His problems won’t just be domestic either. Enemies of the United States will see opportunities to further undermine its economy and even launch attacks. The southern border with Mexico could turn into a battleground as troops face off with narco-armies, well armed and busy fighting with everyone for territory. That fence between us and Mexico is going to look like a very good idea, but Obama is an open borders kind of guy. His popularity will begin to plummet if he sticks to that bad idea.
Finally, there are early signs that Americans, including the mainstream media, are at a tipping point with regard to whether global warming is real or a hoax. As a candidate who emphasized his green credentials, this is an issue that could swallow up his administration in controversy and disputation if more and more green restrictions conflict with American lifestyles and preferences. We’ve already learned that ethanol is a boondoggle and a farce. Let’s hope he avoids wasting millions on solar and wind energy when we need a new electrical grid and many more coal-fired and nuclear plants.
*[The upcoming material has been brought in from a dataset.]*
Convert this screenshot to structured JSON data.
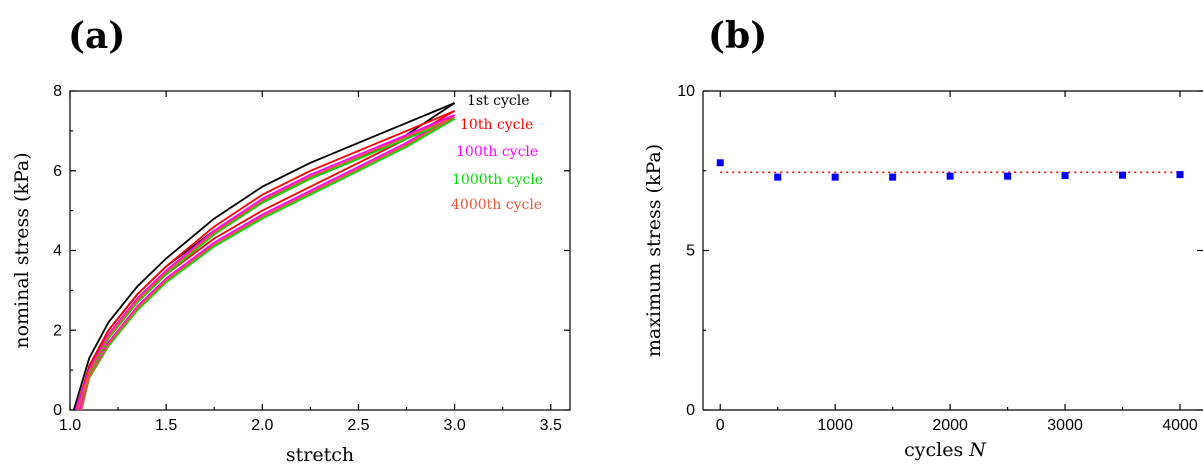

Any effort to ban gun ownership will run into an army of Americans who think it is their Constitutional right and they will be right about that. His proposal of a Homeland Security force similar to the U.S. military will rightly be seen by a lot of people as a private militia intended to install him in office for life. It is a spectacularly bad idea.
There are a variety of scenarios that represent traps for the new, young President, but how adroitly he addresses the economy will be Job One or else he will be sent packing in four years.
Instead of hating him from the moment he takes the oath as I have heard some say, we would be better off granting him some time to master the office and, most importantly, Congress.
The greatest obstacle to any success he might achieve will be his own political party, currently led by two of the greatest dunces to ever hold public office.